On one hand, all customers matter. On the other, not every customer matters to the same degree. For this reason, categorizing your customers may be a smart strategy for your business.

In nearly every area of our personal and professional lives, we know the 80-20 rule often makes sense. It’s a reminder that prioritizing things helps us give precedence to that which matters the most (i.e., where we can receive our biggest return) without sacrificing results. In customer service, this rule still applies. It doesn’t give managers or employees the right or the reason to ignore, mistreat or belittle certain customers – instead the 80-20 rule should remind managers and employees that the bar is raised for the most important customers. Standards should be set for every customer, so that every customer is treated well – but that bar needs to be raised for the best customers, so that your organization goes above and beyond for your best customers.

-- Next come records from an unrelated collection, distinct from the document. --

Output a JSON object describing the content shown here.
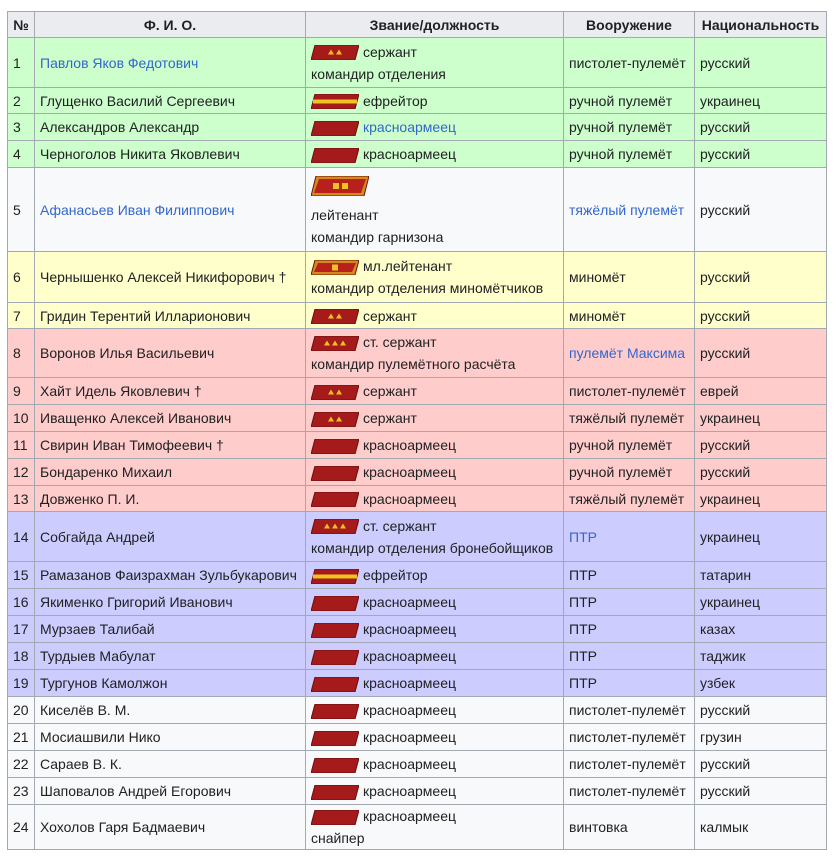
{
  "table": {
    "header": [
      "№",
      "Ф. И. О.",
      "Звание/должность",
      "Вооружение",
      "Национальность"
    ],
    "rows": [
      {
        "n": 1,
        "name": "Павлов Яков Федотович",
        "rank": "сержант",
        "post": "командир отделения",
        "weapon": "пистолет-пулемёт",
        "nation": "русский",
        "color": "#cfc"
      },
      {
        "n": 2,
        "name": "Глущенко Василий Сергеевич",
        "rank": "ефрейтор",
        "weapon": "ручной пулемёт",
        "nation": "украинец",
        "color": "#cfc"
      },
      {
        "n": 3,
        "name": "Александров Александр",
        "rank": "красноармеец",
        "weapon": "ручной пулемёт",
        "nation": "русский",
        "color": "#cfc"
      },
      {
        "n": 4,
        "name": "Черноголов Никита Яковлевич",
        "rank": "красноармеец",
        "weapon": "ручной пулемёт",
        "nation": "русский",
        "color": "#cfc"
      },
      {
        "n": 5,
        "name": "Афанасьев Иван Филиппович",
        "rank": "лейтенант",
        "post": "командир гарнизона",
        "weapon": "тяжёлый пулемёт",
        "nation": "русский",
        "color": "#f8f9fa"
      },
      {
        "n": 6,
        "name": "Чернышенко Алексей Никифорович †",
        "rank": "мл.лейтенант",
        "post": "командир отделения миномётчиков",
        "weapon": "миномёт",
        "nation": "русский",
        "color": "#ffc"
      },
      {
        "n": 7,
        "name": "Гридин Терентий Илларионович",
        "rank": "сержант",
        "weapon": "миномёт",
        "nation": "русский",
        "color": "#ffc"
      },
      {
        "n": 8,
        "name": "Воронов Илья Васильевич",
        "rank": "ст. сержант",
        "post": "командир пулемётного расчёта",
        "weapon": "пулемёт Максима",
        "nation": "русский",
        "color": "#fcc"
      },
      {
        "n": 9,
        "name": "Хайт Идель Яковлевич †",
        "rank": "сержант",
        "weapon": "пистолет-пулемёт",
        "nation": "еврей",
        "color": "#fcc"
      },
      {
        "n": 10,
        "name": "Иващенко Алексей Иванович",
        "rank": "сержант",
        "weapon": "тяжёлый пулемёт",
        "nation": "украинец",
        "color": "#fcc"
      },
      {
        "n": 11,
        "name": "Свирин Иван Тимофеевич †",
        "rank": "красноармеец",
        "weapon": "ручной пулемёт",
        "nation": "русский",
        "color": "#fcc"
      },
      {
        "n": 12,
        "name": "Бондаренко Михаил",
        "rank": "красноармеец",
        "weapon": "ручной пулемёт",
        "nation": "русский",
        "color": "#fcc"
      },
      {
        "n": 13,
        "name": "Довженко П. И.",
        "rank": "красноармеец",
        "weapon": "тяжёлый пулемёт",
        "nation": "украинец",
        "color": "#fcc"
      },
      {
        "n": 14,
        "name": "Собгайда Андрей",
        "rank": "ст. сержант",
        "post": "командир отделения бронебойщиков",
        "weapon": "ПТР",
        "nation": "украинец",
        "color": "#ccf"
      },
      {
        "n": 15,
        "name": "Рамазанов Фаизрахман Зульбукарович",
        "rank": "ефрейтор",
        "weapon": "ПТР",
        "nation": "татарин",
        "color": "#ccf"
      },
      {
        "n": 16,
        "name": "Якименко Григорий Иванович",
        "rank": "красноармеец",
        "weapon": "ПТР",
        "nation": "украинец",
        "color": "#ccf"
      },
      {
        "n": 17,
        "name": "Мурзаев Талибай",
        "rank": "красноармеец",
        "weapon": "ПТР",
        "nation": "казах",
        "color": "#ccf"
      },
      {
        "n": 18,
        "name": "Турдыев Мабулат",
        "rank": "красноармеец",
        "weapon": "ПТР",
        "nation": "таджик",
        "color": "#ccf"
      },
      {
        "n": 19,
        "name": "Тургунов Камолжон",
        "rank": "красноармеец",
        "weapon": "ПТР",
        "nation": "узбек",
        "color": "#ccf"
      },
      {
        "n": 20,
        "name": "Киселёв В. М.",
        "rank": "красноармеец",
        "weapon": "пистолет-пулемёт",
        "nation": "русский",
        "color": "#f8f9fa"
      },
      {
        "n": 21,
        "name": "Мосиашвили Нико",
        "rank": "красноармеец",
        "weapon": "пистолет-пулемёт",
        "nation": "грузин",
        "color": "#f8f9fa"
      },
      {
        "n": 22,
        "name": "Сараев В. К.",
        "rank": "красноармеец",
        "weapon": "пистолет-пулемёт",
        "nation": "русский",
        "color": "#f8f9fa"
      },
      {
        "n": 23,
        "name": "Шаповалов Андрей Егорович",
        "rank": "красноармеец",
        "weapon": "пистолет-пулемёт",
        "nation": "русский",
        "color": "#f8f9fa"
      },
      {
        "n": 24,
        "name": "Хохолов Гаря Бадмаевич",
        "rank": "красноармеец",
        "post": "снайпер",
        "weapon": "винтовка",
        "nation": "калмык",
        "color": "#f8f9fa"
      }
    ]
  }
}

Customer data is critical if your business hopes to categorize its customers. So first and foremost, if you haven’t collected this data, do it now. Partner with experts and consultants to interpret the data and determine how to best use the research you took the time to complete. Collect data that is relevant, reliable and applicable – so that you aren’t rummaging through irrelevant material that won’t do you any good.

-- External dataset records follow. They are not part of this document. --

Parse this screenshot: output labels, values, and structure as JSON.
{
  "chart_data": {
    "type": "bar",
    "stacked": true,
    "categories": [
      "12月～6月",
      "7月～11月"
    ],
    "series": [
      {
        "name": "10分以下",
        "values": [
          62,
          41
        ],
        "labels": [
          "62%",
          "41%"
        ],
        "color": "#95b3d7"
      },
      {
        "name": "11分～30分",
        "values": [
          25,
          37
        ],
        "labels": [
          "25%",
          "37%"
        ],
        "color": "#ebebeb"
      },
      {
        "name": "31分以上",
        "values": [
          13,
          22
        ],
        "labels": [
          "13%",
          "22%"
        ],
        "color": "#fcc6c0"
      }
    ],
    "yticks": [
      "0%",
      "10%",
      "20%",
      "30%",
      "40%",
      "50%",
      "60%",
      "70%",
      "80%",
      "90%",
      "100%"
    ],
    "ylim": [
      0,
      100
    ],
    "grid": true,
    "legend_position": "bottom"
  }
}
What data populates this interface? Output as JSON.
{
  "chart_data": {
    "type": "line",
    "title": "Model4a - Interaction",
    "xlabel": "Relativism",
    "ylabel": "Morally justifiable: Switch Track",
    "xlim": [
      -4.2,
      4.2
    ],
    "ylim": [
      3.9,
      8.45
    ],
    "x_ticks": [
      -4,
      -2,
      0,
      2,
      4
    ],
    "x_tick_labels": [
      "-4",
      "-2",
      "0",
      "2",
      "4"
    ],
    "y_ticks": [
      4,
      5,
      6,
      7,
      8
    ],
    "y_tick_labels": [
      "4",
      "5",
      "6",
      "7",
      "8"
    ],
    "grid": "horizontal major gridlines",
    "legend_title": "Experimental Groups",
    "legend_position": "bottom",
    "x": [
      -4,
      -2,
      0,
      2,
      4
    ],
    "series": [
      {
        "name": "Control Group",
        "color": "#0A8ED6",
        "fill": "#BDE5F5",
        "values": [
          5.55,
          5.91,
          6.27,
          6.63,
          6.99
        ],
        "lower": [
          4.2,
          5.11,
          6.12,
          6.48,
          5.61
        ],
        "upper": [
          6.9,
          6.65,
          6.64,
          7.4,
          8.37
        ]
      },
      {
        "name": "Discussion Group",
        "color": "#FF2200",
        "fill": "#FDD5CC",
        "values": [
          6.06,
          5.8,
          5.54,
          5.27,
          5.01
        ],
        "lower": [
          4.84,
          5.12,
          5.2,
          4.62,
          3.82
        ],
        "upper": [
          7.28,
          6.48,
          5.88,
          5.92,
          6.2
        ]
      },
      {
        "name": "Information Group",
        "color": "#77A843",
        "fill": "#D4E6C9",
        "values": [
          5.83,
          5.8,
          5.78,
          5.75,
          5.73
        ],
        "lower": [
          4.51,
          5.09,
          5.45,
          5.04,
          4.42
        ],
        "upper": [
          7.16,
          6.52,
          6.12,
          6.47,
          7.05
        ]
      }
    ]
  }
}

The hope is that certain trends start to surface through the research. While analyzing the data, work with others that are experts at identifying data patterns, so that you determine what your data means. Without meaning, your data means nothing because you can’t do anything.

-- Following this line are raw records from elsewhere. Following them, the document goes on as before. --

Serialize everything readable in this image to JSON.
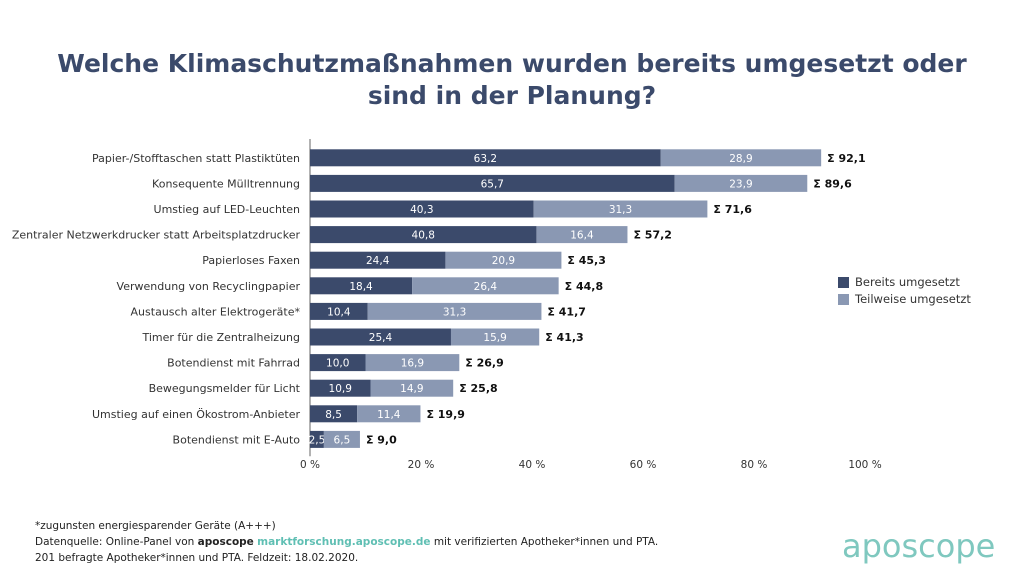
{
  "title_line1": "Welche Klimaschutzmaßnahmen wurden bereits umgesetzt oder",
  "title_line2": "sind in der Planung?",
  "colors": {
    "dark": "#3b4a6b",
    "light": "#8a98b3",
    "title": "#3b4a6b",
    "accent": "#5fbfb3"
  },
  "chart_data": {
    "type": "bar",
    "orientation": "horizontal",
    "stacked": true,
    "categories": [
      "Papier-/Stofftaschen statt Plastiktüten",
      "Konsequente Mülltrennung",
      "Umstieg auf LED-Leuchten",
      "Zentraler Netzwerkdrucker statt Arbeitsplatzdrucker",
      "Papierloses Faxen",
      "Verwendung von Recyclingpapier",
      "Austausch alter Elektrogeräte*",
      "Timer für die Zentralheizung",
      "Botendienst mit Fahrrad",
      "Bewegungsmelder für Licht",
      "Umstieg auf einen Ökostrom-Anbieter",
      "Botendienst mit E-Auto"
    ],
    "series": [
      {
        "name": "Bereits umgesetzt",
        "values": [
          63.2,
          65.7,
          40.3,
          40.8,
          24.4,
          18.4,
          10.4,
          25.4,
          10.0,
          10.9,
          8.5,
          2.5
        ],
        "labels": [
          "63,2",
          "65,7",
          "40,3",
          "40,8",
          "24,4",
          "18,4",
          "10,4",
          "25,4",
          "10,0",
          "10,9",
          "8,5",
          "2,5"
        ]
      },
      {
        "name": "Teilweise umgesetzt",
        "values": [
          28.9,
          23.9,
          31.3,
          16.4,
          20.9,
          26.4,
          31.3,
          15.9,
          16.9,
          14.9,
          11.4,
          6.5
        ],
        "labels": [
          "28,9",
          "23,9",
          "31,3",
          "16,4",
          "20,9",
          "26,4",
          "31,3",
          "15,9",
          "16,9",
          "14,9",
          "11,4",
          "6,5"
        ]
      }
    ],
    "totals": [
      "Σ 92,1",
      "Σ 89,6",
      "Σ 71,6",
      "Σ 57,2",
      "Σ 45,3",
      "Σ 44,8",
      "Σ 41,7",
      "Σ 41,3",
      "Σ 26,9",
      "Σ 25,8",
      "Σ 19,9",
      "Σ 9,0"
    ],
    "xlim": [
      0,
      100
    ],
    "xticks": [
      "0 %",
      "20 %",
      "40 %",
      "60 %",
      "80 %",
      "100 %"
    ],
    "legend_position": "right"
  },
  "footnote": "*zugunsten energiesparender Geräte (A+++)",
  "source_prefix": "Datenquelle: Online-Panel von ",
  "source_brand": "aposcope",
  "source_link": "marktforschung.aposcope.de",
  "source_suffix": " mit verifizierten Apotheker*innen und PTA.",
  "source_line2": "201 befragte Apotheker*innen und PTA. Feldzeit: 18.02.2020.",
  "logo_text": "aposcope"
}
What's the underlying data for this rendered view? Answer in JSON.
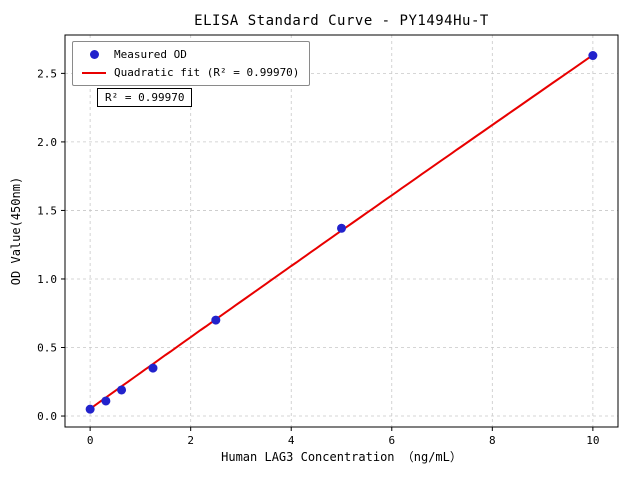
{
  "chart_data": {
    "type": "scatter",
    "title": "ELISA Standard Curve - PY1494Hu-T",
    "xlabel": "Human LAG3 Concentration （ng/mL）",
    "ylabel": "OD Value(450nm)",
    "xlim": [
      -0.5,
      10.5
    ],
    "ylim": [
      -0.08,
      2.78
    ],
    "xticks": [
      0,
      2,
      4,
      6,
      8,
      10
    ],
    "xtick_labels": [
      "0",
      "2",
      "4",
      "6",
      "8",
      "10"
    ],
    "yticks": [
      0,
      0.5,
      1,
      1.5,
      2,
      2.5
    ],
    "ytick_labels": [
      "0.0",
      "0.5",
      "1.0",
      "1.5",
      "2.0",
      "2.5"
    ],
    "grid": true,
    "grid_color": "#c8c8c8",
    "axis_color": "#000000",
    "legend_position": "upper left",
    "annotation": "R² = 0.99970",
    "series": [
      {
        "name": "Measured OD",
        "type": "scatter",
        "color": "#2222cc",
        "x": [
          0,
          0.313,
          0.625,
          1.25,
          2.5,
          5,
          10
        ],
        "y": [
          0.05,
          0.11,
          0.19,
          0.35,
          0.7,
          1.37,
          2.63
        ]
      },
      {
        "name": "Quadratic fit (R² = 0.99970)",
        "type": "line",
        "color": "#e80000",
        "x_range": [
          0,
          10
        ],
        "fit": {
          "c0": 0.053,
          "c1": 0.262,
          "c2": -0.0004
        },
        "r_squared": 0.9997
      }
    ]
  }
}
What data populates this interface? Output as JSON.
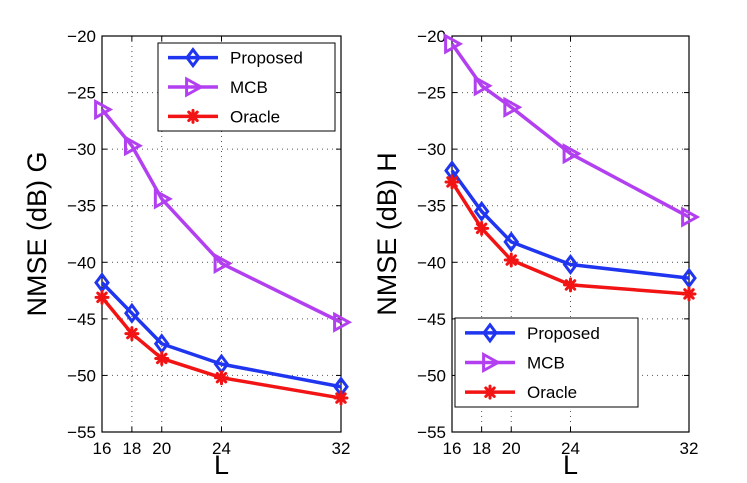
{
  "chart_data": [
    {
      "type": "line",
      "title": "",
      "xlabel": "L",
      "ylabel": "NMSE (dB) G",
      "x": [
        16,
        18,
        20,
        24,
        32
      ],
      "xticks": [
        "16",
        "18",
        "20",
        "24",
        "32"
      ],
      "xlim": [
        16,
        32
      ],
      "ylim": [
        -55,
        -20
      ],
      "yticks": [
        "-55",
        "-50",
        "-45",
        "-40",
        "-35",
        "-30",
        "-25",
        "-20"
      ],
      "grid": true,
      "legend_position": "top-right",
      "series": [
        {
          "name": "Proposed",
          "color": "#1f35f0",
          "marker": "diamond",
          "values": [
            -41.8,
            -44.5,
            -47.2,
            -49.0,
            -51.0
          ]
        },
        {
          "name": "MCB",
          "color": "#b340f0",
          "marker": "triangle-right",
          "values": [
            -26.5,
            -29.7,
            -34.4,
            -40.1,
            -45.3
          ]
        },
        {
          "name": "Oracle",
          "color": "#f21414",
          "marker": "asterisk",
          "values": [
            -43.1,
            -46.3,
            -48.5,
            -50.2,
            -52.0
          ]
        }
      ]
    },
    {
      "type": "line",
      "title": "",
      "xlabel": "L",
      "ylabel": "NMSE (dB) H",
      "x": [
        16,
        18,
        20,
        24,
        32
      ],
      "xticks": [
        "16",
        "18",
        "20",
        "24",
        "32"
      ],
      "xlim": [
        16,
        32
      ],
      "ylim": [
        -55,
        -20
      ],
      "yticks": [
        "-55",
        "-50",
        "-45",
        "-40",
        "-35",
        "-30",
        "-25",
        "-20"
      ],
      "grid": true,
      "legend_position": "bottom-left",
      "series": [
        {
          "name": "Proposed",
          "color": "#1f35f0",
          "marker": "diamond",
          "values": [
            -31.9,
            -35.5,
            -38.2,
            -40.2,
            -41.4
          ]
        },
        {
          "name": "MCB",
          "color": "#b340f0",
          "marker": "triangle-right",
          "values": [
            -20.7,
            -24.4,
            -26.3,
            -30.4,
            -36.0
          ]
        },
        {
          "name": "Oracle",
          "color": "#f21414",
          "marker": "asterisk",
          "values": [
            -32.9,
            -37.0,
            -39.8,
            -42.0,
            -42.8
          ]
        }
      ]
    }
  ]
}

Once you have tangible patterns identified, do your best to build a customer pyramid that categorizes customers into groups that require different levels of service. Really, the easiest way to do this is to identify the “exceptions” you want your employees to make (or not make). For example, with certain customers, you may not want your employees to make exceptions to return policies; however, with your “best” customers, you might want your employees to allow certain things that are otherwise not accepted.

With all rules, there are exceptions. And with the best customers, there should be exceptions. The process of categorizing your customers is recapped into these 5 steps:

1. Identify what matters most to your best customers,
2. Cater to these priorities by making exceptions,
3. Communicate these exceptions to your employees,
4. Empower employees to carry out the exceptions,
5. And keep this information confidential. The last thing you want to do is make your customer categories public knowledge, leaving certain customers feeling degraded and others entitled.

Categorizing customers helps you and your team members prioritize the time, resources and efforts that are invested in your customers. How do you categorize your customers?